Sentii dei passi familiari dietro di me, e senza voltarmi dissi: “Mamma, non ti sembra una giornata meravigliosa?”. Mia madre si avvicinò, guardò fuori, e annuì.

Le gocce scendevano dal cielo con ritmo costante, quasi ipnotico, cadendo sulle foglie degli alberi, sui fili d’erba e sui fiori appena spuntati, sulle case e sull’asfalto, cambiando l’aspetto del paesaggio.

Rimanemmo per un po’ in silenzio, a respirare l’aria fresca della primavera, i gomiti appoggiati al davanzale e le mani a sostenere il mento.

Oltre la recinzione che delimitava il prato di fronte a noi, un passante camminava svelto riparandosi la testa con un giornale, attento alle macchine che si avvicinavano e pronto ad evitarne gli schizzi. Mi domandai, in quel momento, se l’uomo non avrebbe fatto meglio a mettere il giornale sotto la giacca, salvando così una sicura fonte di notizie a scapito di qualche goccia in più sulla testa, che tra l’altro era completamente rasata.
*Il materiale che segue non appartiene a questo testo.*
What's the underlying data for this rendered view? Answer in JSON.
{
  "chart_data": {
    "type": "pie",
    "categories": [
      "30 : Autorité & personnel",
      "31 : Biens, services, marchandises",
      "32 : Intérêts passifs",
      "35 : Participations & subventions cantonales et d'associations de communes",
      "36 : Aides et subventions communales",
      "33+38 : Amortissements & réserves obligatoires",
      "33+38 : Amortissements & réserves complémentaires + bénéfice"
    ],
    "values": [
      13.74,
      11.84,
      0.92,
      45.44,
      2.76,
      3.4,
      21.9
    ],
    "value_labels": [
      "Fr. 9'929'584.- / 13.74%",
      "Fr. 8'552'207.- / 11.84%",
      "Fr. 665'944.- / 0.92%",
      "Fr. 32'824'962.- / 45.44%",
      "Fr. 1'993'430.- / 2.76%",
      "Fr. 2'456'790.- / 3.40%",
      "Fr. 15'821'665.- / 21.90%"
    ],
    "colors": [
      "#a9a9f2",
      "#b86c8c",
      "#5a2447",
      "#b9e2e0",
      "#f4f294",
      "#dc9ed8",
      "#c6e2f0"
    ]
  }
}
Mi venne in mente una scena molto buffa, alla quale avevo assistito qualche anno prima: era il mese di agosto, e mi trovavo in spiaggia con degli amici quando, all’improvviso, il cielo si fece scuro e iniziò a cadere una pioggerella del tutto propizia, vista la temperatura di quel pomeriggio. A qualche metro da me, due bambini stavano giocando sul bagnasciuga; erano seduti sulla sabbia e ad ogni onda che arrivava a bagnarli, lanciavano un urlo divertito. Una donna, probabilmente la madre, che fino a quel momento era stata seduta su una sedia a sdraio sotto un ombrellone a leggere, si alzò di scatto, tese il braccio per verificare che stesse veramente piovendo e gridò loro: “Presto, venite via da lì che piove, altrimenti vi bagnate tutti!” …
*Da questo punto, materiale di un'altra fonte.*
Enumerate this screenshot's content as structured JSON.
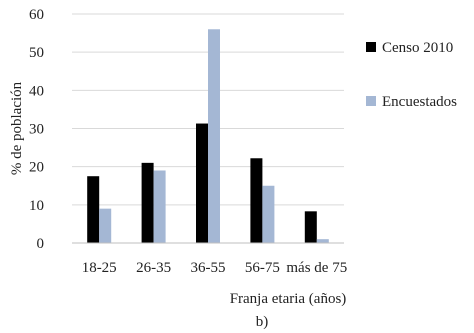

Mi accorsi in quel momento che mia madre stava parlando e le prestai attenzione. Stava dicendo che, da quando ero andata ad abitare da sola, sentiva molto la mia mancanza e che era contenta quando poteva passare un po’ di tempo con me. Mi fece sorridere il pensiero che abitavo ad appena cinque chilometri da lei ed ero sua ospite fissa, a pranzo, ogni domenica. Capivo comunque che non era la stessa cosa di prima, per lei.

Guardai l’orologio e mi accorsi di averlo fatto già più volte, senza mai aver visto realmente l’ora. Era un po’ sciocco protrarre le abitudini frenetiche della settimana lavorativa in quel giorno di tranquillità.

Chiesi a mia madre se aveva in mente qualcosa per il pomeriggio, e la mia domanda le fece ricordare, ad un tratto, il motivo per il quale era venuta a cercarmi.

Disse che lei e mio padre avevano preso dal ripostiglio una scatola di vecchie foto, e mi chiese se volevo aiutarli a riordinarle.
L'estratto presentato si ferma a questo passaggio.